We won a state championship in 2016. The last out of that game is the image above. I was replaying the final moment in my mind and I pictured our right fielder, Levi Walters, making the catch for the final out. After securing the catch, his hands shoot in the air and the dogpile begins. But the question I had never asked Levi was this, “What was it like to catch the last out in the state title game in 2016?”
I found his reply so striking.
“Most of that day feels like a blur! But I do remember as soon as that ball was hit, I felt relieved. It was like for a split second I was the only one that knew that ball would be caught and we had won!”
Isn’t that incredible? In the moment the ball is flying off the bat of the opposing hitter, he feels relief. Not doubt. Not fear. Relief. Confidence. Completing the goal. He claimed freedom in a moment where most of the human population would fail.
Now, let me also share that Levi’s not your average Joe. He’s the primary advisor to the company commander and will take leadership of his flight platoon of four Blackhawk helicopters and 25 soldiers in January. He’s proven himself as a leader among leaders at West Point. In a small way, I hope the freedom he claimed on the baseball field with us became the foundation for his future leadership.
It is appropriate for us to be grateful for the service of men like Levi. But there’s a lesson to learn here as well. While we pray thanks (rightfully so) for the freedom we have been given in our country, we actually have as many people living in some sort of bondage. When freedom is earned by the sacrifice of others, I wonder if many waste the opportunity to claim spiritual freedom because others did the work for us to live seemingly free lives.
Even though Paul writes in Galatians 5:1 “It is for freedom that Christ has set us free” and Jesus himself quotes the prophet Isaiah by saying He comes to “set the captives free,” we choose chains over freedom in so many ways. Secular wisdom and motivation like that shared by Steve Jobs in his 2005 commencement address at Stanford titled “Stay Hungry, Stay Foolish” also points us to claiming the freedom available to all of us. Jobs explains how he dropped out of college so he could drop in to classes he found interesting. This led him to a calligraphy class where he learned about typefaces that later became the fonts on the Macintosh and the computers we use to this day. Jobs said, “Again, you can’t connect the dots looking forward; you can only connect them looking backward. So you have to trust that the dots will somehow connect in your future.”

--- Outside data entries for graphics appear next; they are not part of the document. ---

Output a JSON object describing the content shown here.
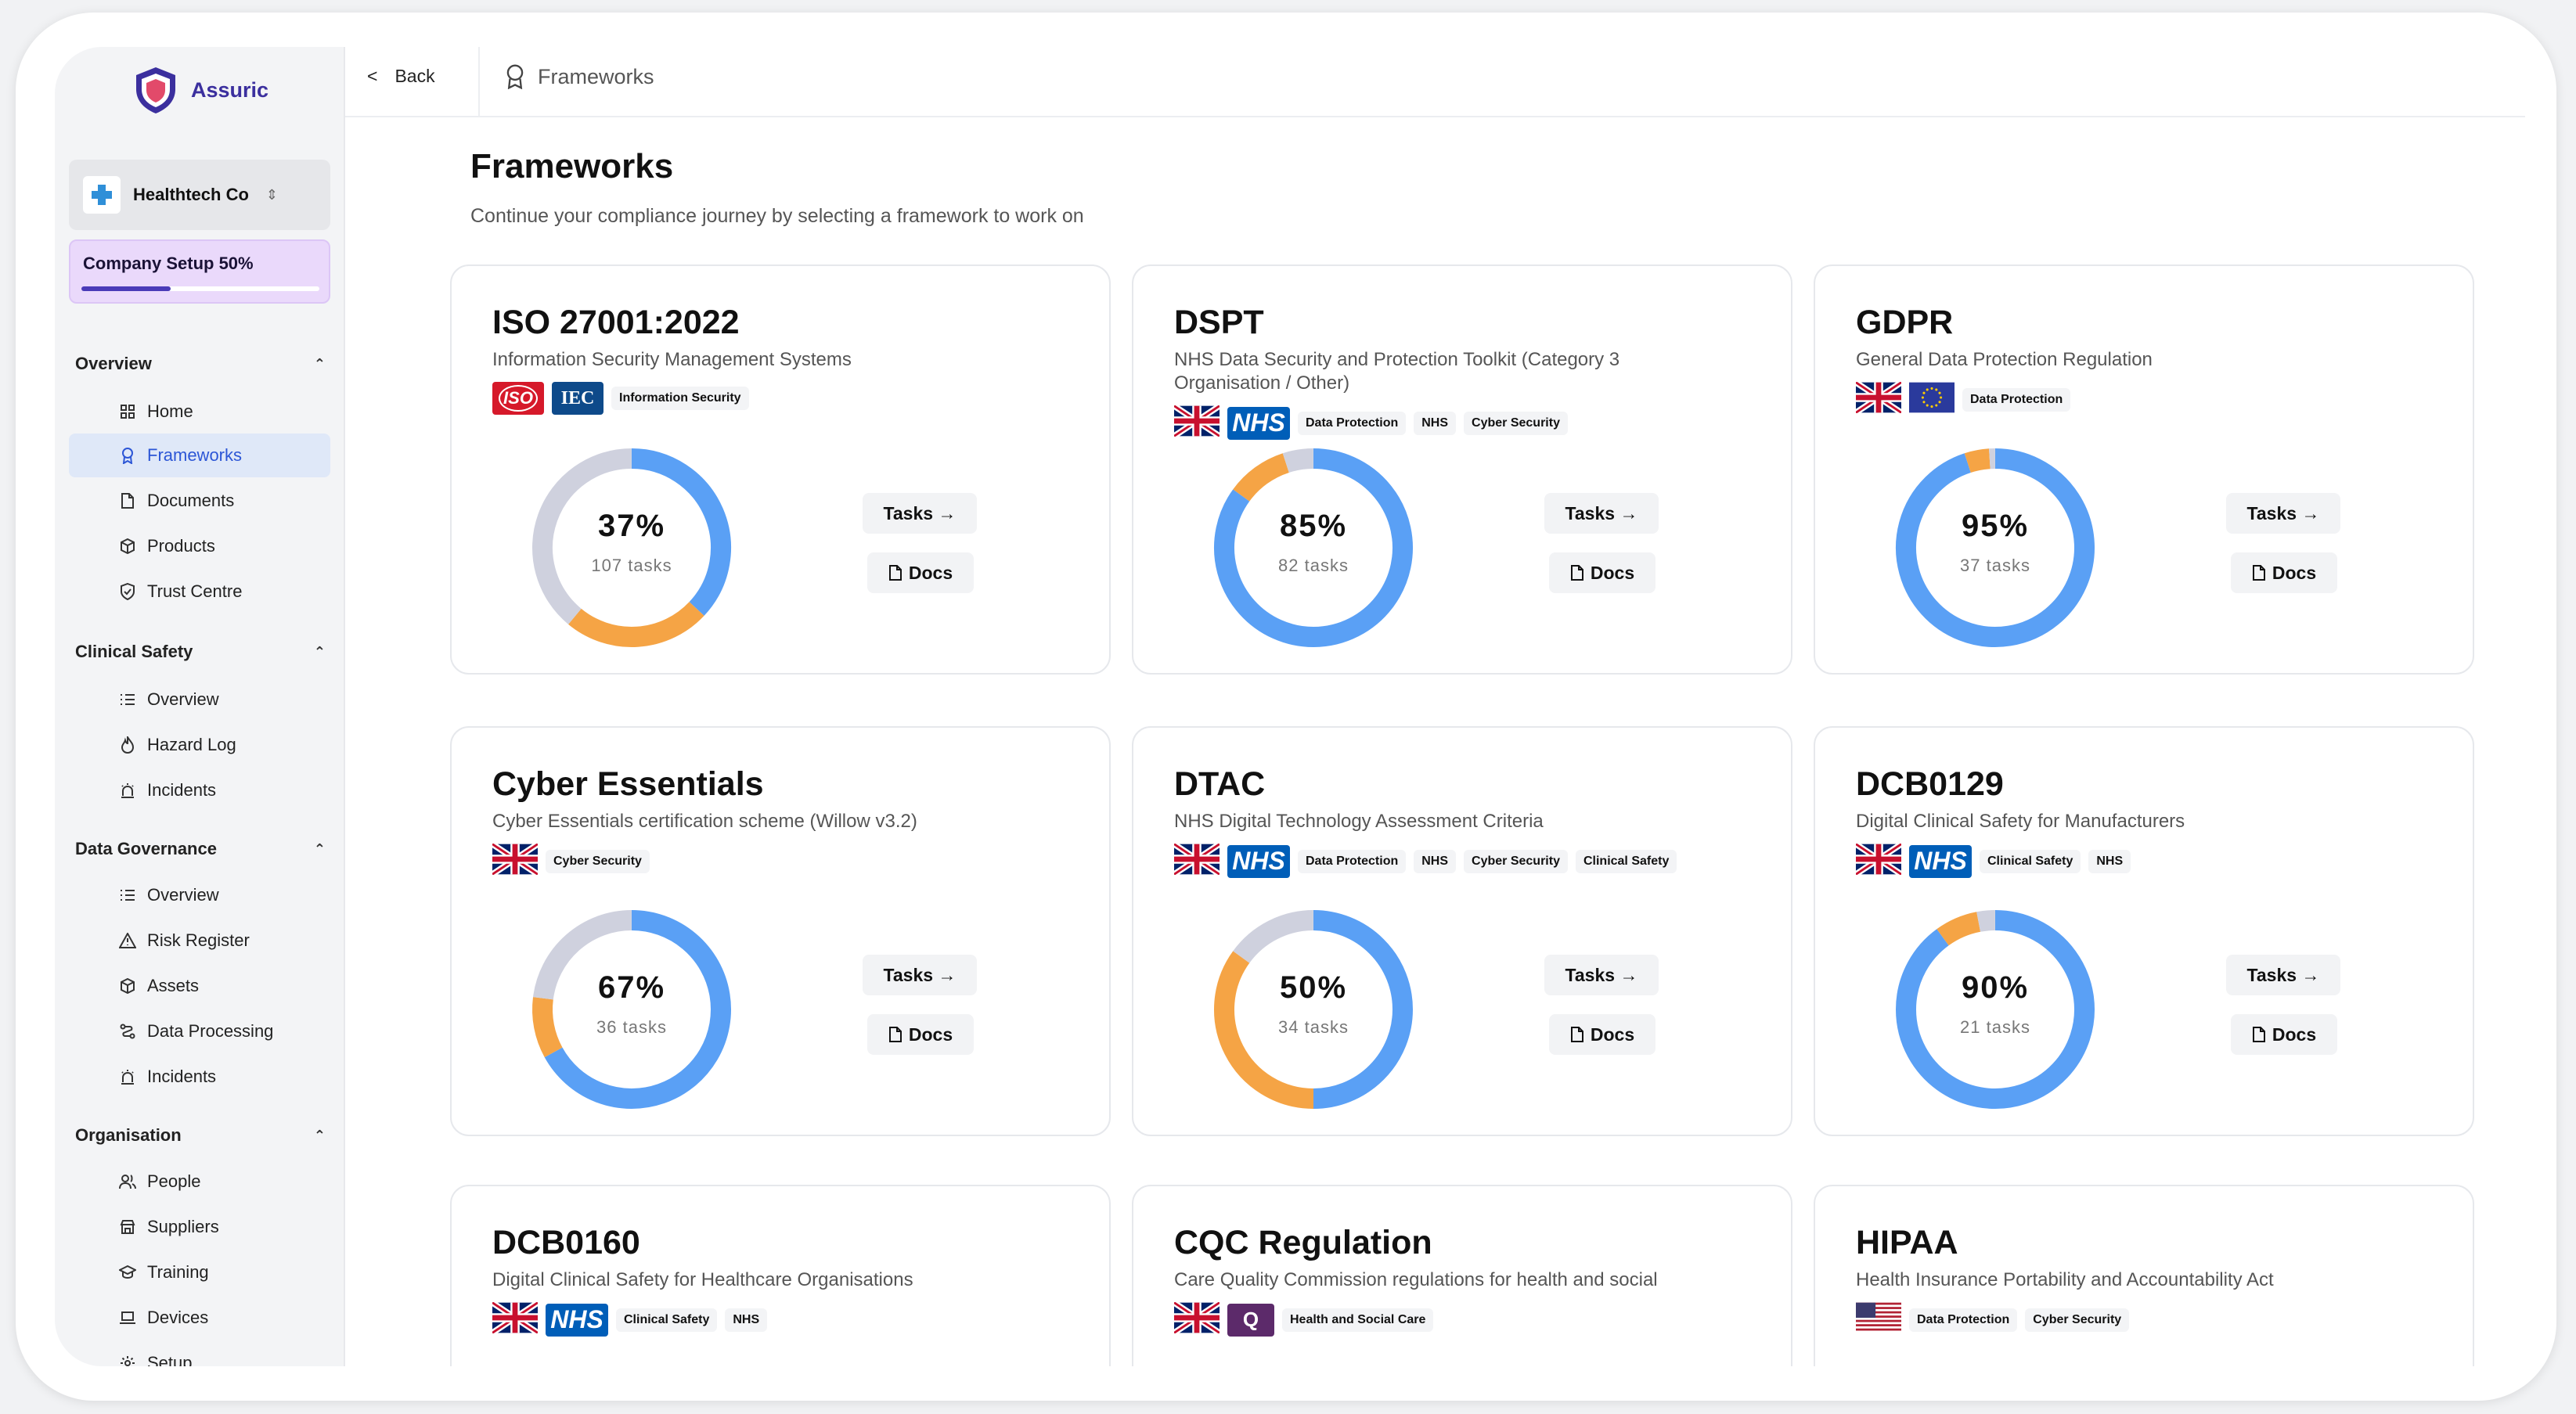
{
  "app": {
    "brand": "Assuric",
    "breadcrumb": "Frameworks",
    "back_label": "Back"
  },
  "org": {
    "name": "Healthtech Co"
  },
  "setup": {
    "label": "Company Setup 50%",
    "progress": 50
  },
  "sidebar": {
    "sections": [
      {
        "title": "Overview",
        "items": [
          "Home",
          "Frameworks",
          "Documents",
          "Products",
          "Trust Centre"
        ]
      },
      {
        "title": "Clinical Safety",
        "items": [
          "Overview",
          "Hazard Log",
          "Incidents"
        ]
      },
      {
        "title": "Data Governance",
        "items": [
          "Overview",
          "Risk Register",
          "Assets",
          "Data Processing",
          "Incidents"
        ]
      },
      {
        "title": "Organisation",
        "items": [
          "People",
          "Suppliers",
          "Training",
          "Devices",
          "Setup"
        ]
      }
    ]
  },
  "page": {
    "title": "Frameworks",
    "subtitle": "Continue your compliance journey by selecting a framework to work on"
  },
  "buttons": {
    "tasks": "Tasks →",
    "docs": "Docs"
  },
  "colors": {
    "complete": "#5aa0f5",
    "progress": "#f5a445",
    "remaining": "#cfd1de",
    "accent": "#2c56d6"
  },
  "frameworks": [
    {
      "title": "ISO 27001:2022",
      "desc": "Information Security Management Systems",
      "logos": [
        "ISO",
        "IEC"
      ],
      "tags": [
        "Information Security"
      ],
      "pct": "37%",
      "tasks": "107 tasks",
      "done": 37,
      "inprog": 24
    },
    {
      "title": "DSPT",
      "desc": "NHS Data Security and Protection Toolkit (Category 3 Organisation / Other)",
      "logos": [
        "UK",
        "NHS"
      ],
      "tags": [
        "Data Protection",
        "NHS",
        "Cyber Security"
      ],
      "pct": "85%",
      "tasks": "82 tasks",
      "done": 85,
      "inprog": 10
    },
    {
      "title": "GDPR",
      "desc": "General Data Protection Regulation",
      "logos": [
        "UK",
        "EU"
      ],
      "tags": [
        "Data Protection"
      ],
      "pct": "95%",
      "tasks": "37 tasks",
      "done": 95,
      "inprog": 4
    },
    {
      "title": "Cyber Essentials",
      "desc": "Cyber Essentials certification scheme (Willow v3.2)",
      "logos": [
        "UK"
      ],
      "tags": [
        "Cyber Security"
      ],
      "pct": "67%",
      "tasks": "36 tasks",
      "done": 67,
      "inprog": 10
    },
    {
      "title": "DTAC",
      "desc": "NHS Digital Technology Assessment Criteria",
      "logos": [
        "UK",
        "NHS"
      ],
      "tags": [
        "Data Protection",
        "NHS",
        "Cyber Security",
        "Clinical Safety"
      ],
      "pct": "50%",
      "tasks": "34 tasks",
      "done": 50,
      "inprog": 35
    },
    {
      "title": "DCB0129",
      "desc": "Digital Clinical Safety for Manufacturers",
      "logos": [
        "UK",
        "NHS"
      ],
      "tags": [
        "Clinical Safety",
        "NHS"
      ],
      "pct": "90%",
      "tasks": "21 tasks",
      "done": 90,
      "inprog": 7
    },
    {
      "title": "DCB0160",
      "desc": "Digital Clinical Safety for Healthcare Organisations",
      "logos": [
        "UK",
        "NHS"
      ],
      "tags": [
        "Clinical Safety",
        "NHS"
      ]
    },
    {
      "title": "CQC Regulation",
      "desc": "Care Quality Commission regulations for health and social",
      "logos": [
        "UK",
        "CQC"
      ],
      "tags": [
        "Health and Social Care"
      ]
    },
    {
      "title": "HIPAA",
      "desc": "Health Insurance Portability and Accountability Act",
      "logos": [
        "US"
      ],
      "tags": [
        "Data Protection",
        "Cyber Security"
      ]
    }
  ]
}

This is another example of a person claiming freedom. It is self-evident that the granted freedom we have in our country makes room for someone to claim freedom. Yet there are millions of people in the country who choose not to claim the freedom granted to them. People will pick a line of work in a free country that doesn’t contribute to their spiritual freedom. Jobs goes on to say, “Your work is going to fill a large part of your life, and the only way to be truly satisfied is to do what you believe is great work. And the only way to do great work is to love what you do. If you haven’t found it yet, keep looking. Don’t settle.”

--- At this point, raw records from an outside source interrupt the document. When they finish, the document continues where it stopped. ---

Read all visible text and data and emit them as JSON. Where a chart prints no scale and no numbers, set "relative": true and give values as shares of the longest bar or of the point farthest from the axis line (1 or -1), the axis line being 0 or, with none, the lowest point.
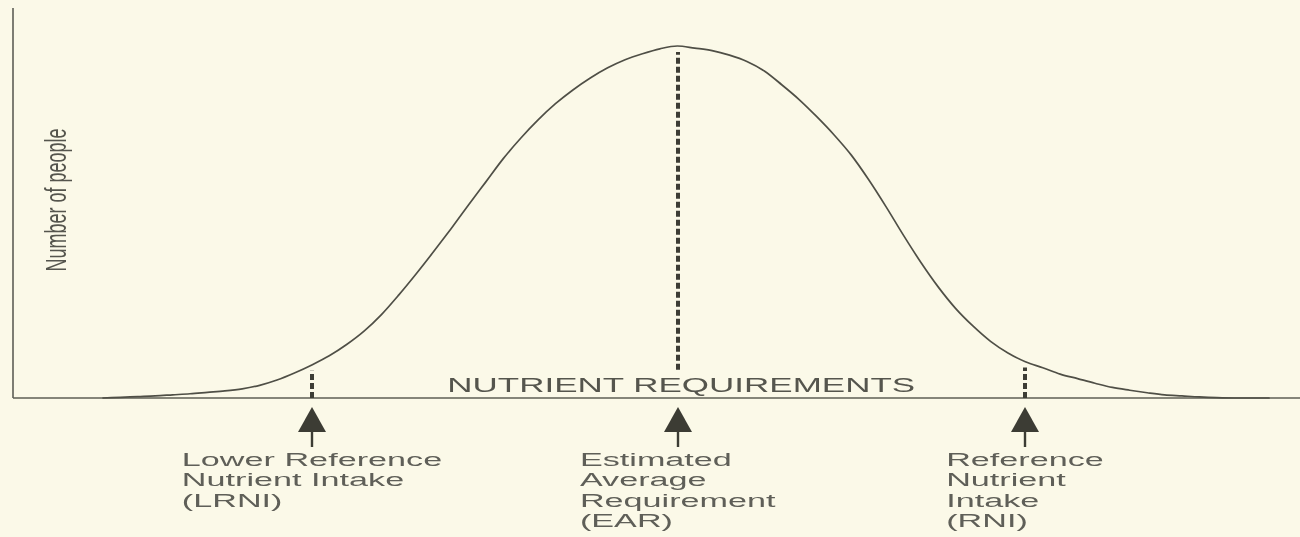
{
  "chart_data": {
    "type": "line",
    "xlabel": "NUTRIENT REQUIREMENTS",
    "ylabel": "Number of people",
    "relative": true,
    "categories": [
      null,
      null,
      null,
      null,
      null,
      null,
      null,
      null,
      null,
      null,
      null,
      null,
      null,
      null,
      null,
      null,
      null,
      null,
      null,
      null,
      null,
      null,
      null,
      null,
      null,
      null,
      null,
      null,
      null,
      null,
      null,
      null,
      null,
      null,
      null,
      null,
      null,
      null,
      null,
      null,
      null,
      null,
      null,
      null,
      null,
      null,
      null,
      null,
      null,
      null,
      null,
      null,
      null,
      null,
      null,
      null,
      null,
      null,
      null,
      null,
      null,
      null,
      null,
      null,
      null,
      null,
      null,
      null
    ],
    "series": [
      {
        "color": "#4f4f46",
        "values": [
          0,
          0.002,
          0.004,
          0.006,
          0.009,
          0.012,
          0.016,
          0.02,
          0.026,
          0.036,
          0.051,
          0.071,
          0.094,
          0.12,
          0.152,
          0.19,
          0.237,
          0.293,
          0.353,
          0.416,
          0.481,
          0.548,
          0.614,
          0.68,
          0.738,
          0.79,
          0.836,
          0.875,
          0.909,
          0.938,
          0.961,
          0.978,
          0.992,
          1.0,
          0.994,
          0.987,
          0.974,
          0.956,
          0.929,
          0.89,
          0.848,
          0.8,
          0.748,
          0.69,
          0.62,
          0.543,
          0.462,
          0.385,
          0.315,
          0.254,
          0.204,
          0.161,
          0.128,
          0.103,
          0.086,
          0.068,
          0.055,
          0.042,
          0.03,
          0.022,
          0.015,
          0.009,
          0.006,
          0.003,
          0.001,
          0,
          0,
          0
        ]
      }
    ],
    "annotations": [
      "Lower Reference\nNutrient Intake\n(LRNI)",
      "Estimated\nAverage\nRequirement\n(EAR)",
      "Reference\nNutrient\nIntake\n(RNI)"
    ]
  }
}
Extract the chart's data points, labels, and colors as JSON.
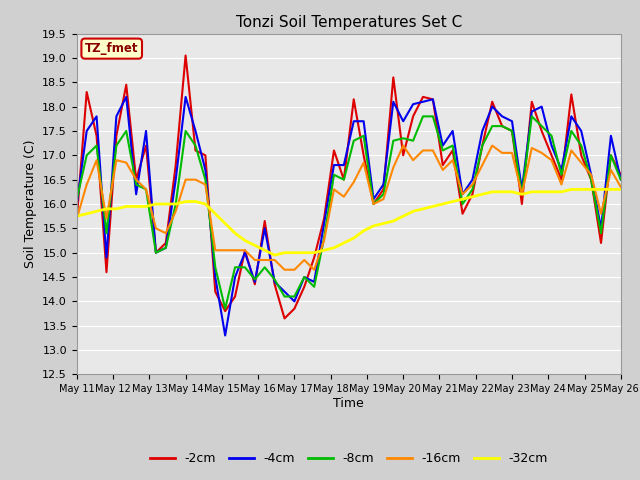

The funny thing is that Jobs is speaking to people who have just spent hundreds of thousands of dollars on the best education available to them. I can imagine the pressure some of those in the audience felt in that moment as they reflected on the amount of money they spent and the uncertainty of their next steps. It reminds me of what Will says in Good Will Hunting, “You wasted $150,000 on an education you coulda got for $1.50 in late fees at the public library.” There’s some truth in Will’s statement, if you can claim the freedom available to each one of us. I’m not saying that we should all drop out, find some class in the liberal arts, and we’ll all become world influencers. But I do believe there is freedom available to us that could allow our lives to be a work of art in God’s hands.

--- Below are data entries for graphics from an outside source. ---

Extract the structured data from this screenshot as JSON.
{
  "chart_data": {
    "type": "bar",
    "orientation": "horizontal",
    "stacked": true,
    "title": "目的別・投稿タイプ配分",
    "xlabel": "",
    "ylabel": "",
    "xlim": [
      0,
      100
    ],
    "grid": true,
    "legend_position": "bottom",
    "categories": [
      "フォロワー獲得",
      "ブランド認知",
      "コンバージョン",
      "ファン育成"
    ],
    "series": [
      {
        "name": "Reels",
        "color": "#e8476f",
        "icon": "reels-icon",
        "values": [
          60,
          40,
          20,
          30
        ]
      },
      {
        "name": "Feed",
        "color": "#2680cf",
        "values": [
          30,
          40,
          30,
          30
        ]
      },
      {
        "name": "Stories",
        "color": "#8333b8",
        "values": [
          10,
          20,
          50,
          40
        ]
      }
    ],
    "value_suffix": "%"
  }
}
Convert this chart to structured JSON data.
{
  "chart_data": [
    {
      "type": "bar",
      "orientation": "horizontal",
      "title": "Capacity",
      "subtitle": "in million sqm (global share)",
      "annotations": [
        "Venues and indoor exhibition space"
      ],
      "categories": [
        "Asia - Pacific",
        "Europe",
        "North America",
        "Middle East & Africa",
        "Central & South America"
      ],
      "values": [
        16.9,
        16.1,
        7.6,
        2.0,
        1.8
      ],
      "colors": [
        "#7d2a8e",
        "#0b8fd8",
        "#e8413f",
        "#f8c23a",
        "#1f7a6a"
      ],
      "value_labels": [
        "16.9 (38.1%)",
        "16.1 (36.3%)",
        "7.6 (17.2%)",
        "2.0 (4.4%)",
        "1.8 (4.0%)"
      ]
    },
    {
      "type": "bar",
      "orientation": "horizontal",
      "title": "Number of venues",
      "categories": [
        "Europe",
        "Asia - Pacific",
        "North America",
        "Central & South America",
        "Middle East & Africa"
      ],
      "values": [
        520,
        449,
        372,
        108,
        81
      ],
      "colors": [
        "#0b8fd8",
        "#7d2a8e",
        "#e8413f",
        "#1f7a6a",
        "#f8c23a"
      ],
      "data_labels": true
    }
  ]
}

To get there, we might have to die in order to live. It’s here where the words of Jesus and Steve Jobs sound quite similar. Jobs says, “Death is very likely the single best invention of Life. It is Life’s change agent. It clears out the old to make way for the new. Right now the new is you, but someday not too long from now, you will gradually become the old and be cleared away.” A couple of thousand years before Jobs said this in front of a bunch of Stanford grads, Jesus said, “Very truly I tell you, unless a kernel of wheat falls to the ground and dies, it remains only a single seed. But if it dies, it produces many seeds. Anyone who loves their life will lose it, while anyone who hates their life in this world will keep it for eternal life” (John 12:24-25). This is the ultimate claim of freedom - die to yourself. Let go of whatever narrative you once had written for yourself and seek to read the story Jesus wrote for you at the beginning of time. When you claim that level of freedom, you can encourage others to do the same. You might just have the opportunity to encourage a young person who catches the final out of a state championship and moves on to impact those around him in a powerful way.